Remix.run Logo
tomrod 4 days ago

The core conditions for Bellman policy equivalence are pretty straightforward and handled in Stokey/Lucas, Recursive Dynamics:

[1] Discounting: The discount factor β ∈ (0,1) is crucial. It ensures convergence of the value function and prevents “infinite accumulation” problems.

[2] Compactness of state/action sets: The feasible action correspondence Γ(x) is nonempty, compact-valued, and upper hemicontinuous in the state x. The state space X is compact (or at least the feasible set is bounded enough to avoid unbounded payoffs).
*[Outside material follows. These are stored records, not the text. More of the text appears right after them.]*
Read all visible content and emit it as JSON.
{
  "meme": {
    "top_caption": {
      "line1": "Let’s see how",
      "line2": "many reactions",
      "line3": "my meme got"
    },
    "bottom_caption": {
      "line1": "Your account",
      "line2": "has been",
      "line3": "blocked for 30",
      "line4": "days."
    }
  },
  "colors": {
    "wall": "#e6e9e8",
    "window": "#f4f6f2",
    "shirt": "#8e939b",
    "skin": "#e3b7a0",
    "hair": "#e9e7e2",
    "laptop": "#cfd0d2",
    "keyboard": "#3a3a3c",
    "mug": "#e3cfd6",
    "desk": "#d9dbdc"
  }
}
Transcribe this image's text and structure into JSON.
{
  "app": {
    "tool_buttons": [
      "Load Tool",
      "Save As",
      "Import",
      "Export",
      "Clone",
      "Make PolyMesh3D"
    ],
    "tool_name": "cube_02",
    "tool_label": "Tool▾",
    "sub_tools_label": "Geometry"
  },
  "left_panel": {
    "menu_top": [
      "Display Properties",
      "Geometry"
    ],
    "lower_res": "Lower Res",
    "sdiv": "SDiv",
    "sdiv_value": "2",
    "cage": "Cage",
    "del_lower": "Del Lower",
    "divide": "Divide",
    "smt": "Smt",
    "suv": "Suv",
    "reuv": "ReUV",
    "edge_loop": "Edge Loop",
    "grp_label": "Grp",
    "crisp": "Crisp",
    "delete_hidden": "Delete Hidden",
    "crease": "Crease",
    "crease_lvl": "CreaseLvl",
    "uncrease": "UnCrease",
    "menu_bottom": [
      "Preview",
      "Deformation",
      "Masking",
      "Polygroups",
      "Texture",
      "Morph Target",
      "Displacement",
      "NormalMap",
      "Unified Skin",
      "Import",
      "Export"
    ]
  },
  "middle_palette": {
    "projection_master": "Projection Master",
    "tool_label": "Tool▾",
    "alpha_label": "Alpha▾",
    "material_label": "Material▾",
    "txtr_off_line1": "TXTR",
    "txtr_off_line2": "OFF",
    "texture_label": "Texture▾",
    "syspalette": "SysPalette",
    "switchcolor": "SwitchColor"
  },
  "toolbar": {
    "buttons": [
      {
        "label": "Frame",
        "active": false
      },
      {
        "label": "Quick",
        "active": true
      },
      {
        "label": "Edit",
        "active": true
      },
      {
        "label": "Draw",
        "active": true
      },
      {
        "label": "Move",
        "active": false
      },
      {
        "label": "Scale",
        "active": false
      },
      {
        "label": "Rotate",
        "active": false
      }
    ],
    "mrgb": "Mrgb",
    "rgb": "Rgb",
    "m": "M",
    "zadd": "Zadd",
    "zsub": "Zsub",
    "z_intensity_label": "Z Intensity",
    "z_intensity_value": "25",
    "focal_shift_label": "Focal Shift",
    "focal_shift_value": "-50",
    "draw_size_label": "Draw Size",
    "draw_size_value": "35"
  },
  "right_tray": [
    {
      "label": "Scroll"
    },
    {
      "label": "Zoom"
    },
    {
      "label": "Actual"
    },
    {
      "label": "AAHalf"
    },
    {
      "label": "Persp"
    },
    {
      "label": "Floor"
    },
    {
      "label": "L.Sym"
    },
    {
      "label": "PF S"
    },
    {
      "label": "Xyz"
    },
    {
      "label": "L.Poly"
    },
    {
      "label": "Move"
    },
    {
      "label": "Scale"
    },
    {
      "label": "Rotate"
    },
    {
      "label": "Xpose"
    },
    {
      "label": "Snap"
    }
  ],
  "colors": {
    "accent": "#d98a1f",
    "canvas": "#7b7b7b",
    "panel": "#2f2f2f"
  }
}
[3] Continuity: The return (or reward) function u(x,a) is continuous in (x,a). The transition law f(x,a) is continuous in (x,a).

[4] Bounded rewards: u(x,a) is bounded (often assumed continuous and bounded). This keeps the Bellman operator well-defined and ensures contraction mapping arguments go through.

[5] Contraction mapping property: With discounting and bounded payoffs, the Bellman operator is a contraction on the space of bounded continuous functions. This guarantees existence and uniqueness of the value function V.

[6] Measurable selection for policies: Under the above continuity and compactness assumptions, the maximum in the Bellman equation is attained, and there exists a measurable policy function g(x) that selects optimal actions.